Philip assisted Patty in, and then took his own place and grasped the steering-bar and the controller.
“My, but she is a daisy! All the modern kinks in the way of mechanism!”
They circled the driveway twice, and, when passing the veranda, Patty turned to wave her hand to her father and Nan, she discovered they were not there. “Why, they must have gone in!” she said, in surprise.
“Perhaps they went down to the beach,” suggested Van Reypen. “Let’s go and see.”
They were near the gateway then, and, before Patty knew it, Philip had swung the car through, and they were spinning along the shore road.

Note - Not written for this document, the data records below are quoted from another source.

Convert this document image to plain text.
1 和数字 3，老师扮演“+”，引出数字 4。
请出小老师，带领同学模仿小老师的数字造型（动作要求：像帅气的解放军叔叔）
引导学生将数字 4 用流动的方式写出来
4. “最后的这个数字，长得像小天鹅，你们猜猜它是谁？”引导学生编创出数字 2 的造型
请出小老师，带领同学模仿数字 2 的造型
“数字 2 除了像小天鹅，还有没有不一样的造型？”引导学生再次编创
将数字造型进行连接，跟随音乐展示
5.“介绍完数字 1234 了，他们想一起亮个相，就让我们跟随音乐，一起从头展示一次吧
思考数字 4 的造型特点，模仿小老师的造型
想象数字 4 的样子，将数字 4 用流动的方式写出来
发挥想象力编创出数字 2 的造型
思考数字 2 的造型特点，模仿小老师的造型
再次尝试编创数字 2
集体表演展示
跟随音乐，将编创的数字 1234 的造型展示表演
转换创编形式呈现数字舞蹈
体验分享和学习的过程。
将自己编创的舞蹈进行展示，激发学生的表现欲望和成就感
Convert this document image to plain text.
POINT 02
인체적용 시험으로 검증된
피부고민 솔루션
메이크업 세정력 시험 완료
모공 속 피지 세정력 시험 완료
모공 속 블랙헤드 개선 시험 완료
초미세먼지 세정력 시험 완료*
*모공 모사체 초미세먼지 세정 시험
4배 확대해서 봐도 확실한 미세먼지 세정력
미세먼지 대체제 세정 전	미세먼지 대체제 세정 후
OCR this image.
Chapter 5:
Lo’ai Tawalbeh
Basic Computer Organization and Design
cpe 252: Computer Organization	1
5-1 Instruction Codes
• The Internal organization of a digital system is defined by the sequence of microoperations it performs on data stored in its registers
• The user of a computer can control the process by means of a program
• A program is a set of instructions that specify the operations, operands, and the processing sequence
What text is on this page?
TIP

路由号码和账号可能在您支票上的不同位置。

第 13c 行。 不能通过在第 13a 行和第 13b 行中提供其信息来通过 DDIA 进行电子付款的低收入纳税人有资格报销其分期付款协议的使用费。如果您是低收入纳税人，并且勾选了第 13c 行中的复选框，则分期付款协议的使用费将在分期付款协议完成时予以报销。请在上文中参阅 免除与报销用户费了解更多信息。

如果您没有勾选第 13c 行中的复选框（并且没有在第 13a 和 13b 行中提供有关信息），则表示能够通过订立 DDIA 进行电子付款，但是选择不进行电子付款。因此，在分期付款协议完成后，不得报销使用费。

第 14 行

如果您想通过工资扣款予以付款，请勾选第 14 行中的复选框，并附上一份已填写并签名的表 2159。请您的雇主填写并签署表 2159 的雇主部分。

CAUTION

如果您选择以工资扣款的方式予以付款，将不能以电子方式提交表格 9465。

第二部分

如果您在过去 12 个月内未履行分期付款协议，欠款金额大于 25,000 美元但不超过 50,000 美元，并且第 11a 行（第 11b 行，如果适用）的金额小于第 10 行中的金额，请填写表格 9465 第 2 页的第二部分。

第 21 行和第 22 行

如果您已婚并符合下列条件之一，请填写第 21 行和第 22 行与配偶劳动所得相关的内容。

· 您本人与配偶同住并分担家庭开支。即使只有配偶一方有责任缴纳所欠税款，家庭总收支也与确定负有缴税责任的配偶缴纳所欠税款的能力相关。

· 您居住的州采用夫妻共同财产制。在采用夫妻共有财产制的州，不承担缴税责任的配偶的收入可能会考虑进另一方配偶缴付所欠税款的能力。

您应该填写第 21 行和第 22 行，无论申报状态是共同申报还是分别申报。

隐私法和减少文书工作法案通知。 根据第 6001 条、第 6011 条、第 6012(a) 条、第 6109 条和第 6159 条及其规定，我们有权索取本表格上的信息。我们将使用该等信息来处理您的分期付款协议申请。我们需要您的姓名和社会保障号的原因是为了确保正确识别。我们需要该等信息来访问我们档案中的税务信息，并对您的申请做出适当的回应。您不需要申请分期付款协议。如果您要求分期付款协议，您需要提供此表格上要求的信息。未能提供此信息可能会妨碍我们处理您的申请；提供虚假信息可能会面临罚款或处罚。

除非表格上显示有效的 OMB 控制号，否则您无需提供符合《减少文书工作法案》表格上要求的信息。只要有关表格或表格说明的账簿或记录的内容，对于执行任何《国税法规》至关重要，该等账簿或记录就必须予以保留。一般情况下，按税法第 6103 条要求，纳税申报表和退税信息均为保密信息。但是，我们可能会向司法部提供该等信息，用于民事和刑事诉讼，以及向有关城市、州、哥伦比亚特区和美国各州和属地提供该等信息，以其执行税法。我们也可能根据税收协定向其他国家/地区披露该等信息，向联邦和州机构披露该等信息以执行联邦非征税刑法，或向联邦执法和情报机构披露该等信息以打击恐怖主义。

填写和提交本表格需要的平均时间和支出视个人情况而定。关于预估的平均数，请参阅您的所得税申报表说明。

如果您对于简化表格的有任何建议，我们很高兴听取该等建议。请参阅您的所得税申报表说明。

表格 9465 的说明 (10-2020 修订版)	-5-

The top of the car was down, and they had an unobstructed view of sea and shore. The night was still, save for the pounding of the surf, and the crested billows frothed and dashed on the white sand. The moon touched everything with its magic, and the sea, the beach, and the inland were alike shining with a silver glory. The smooth, hard road stretched ahead of them like a white ribbon, and it was small wonder that Philip Van Reypen did not stifle the impulse to send the car spinning ahead.
“Oh!” breathed Patty, entranced by the wonderful beauty of the night, and the exhilaration of that swift, soundless, gliding motion through it.
“Isn’t it great!” whispered Philip. “Did you ever know anything like it?”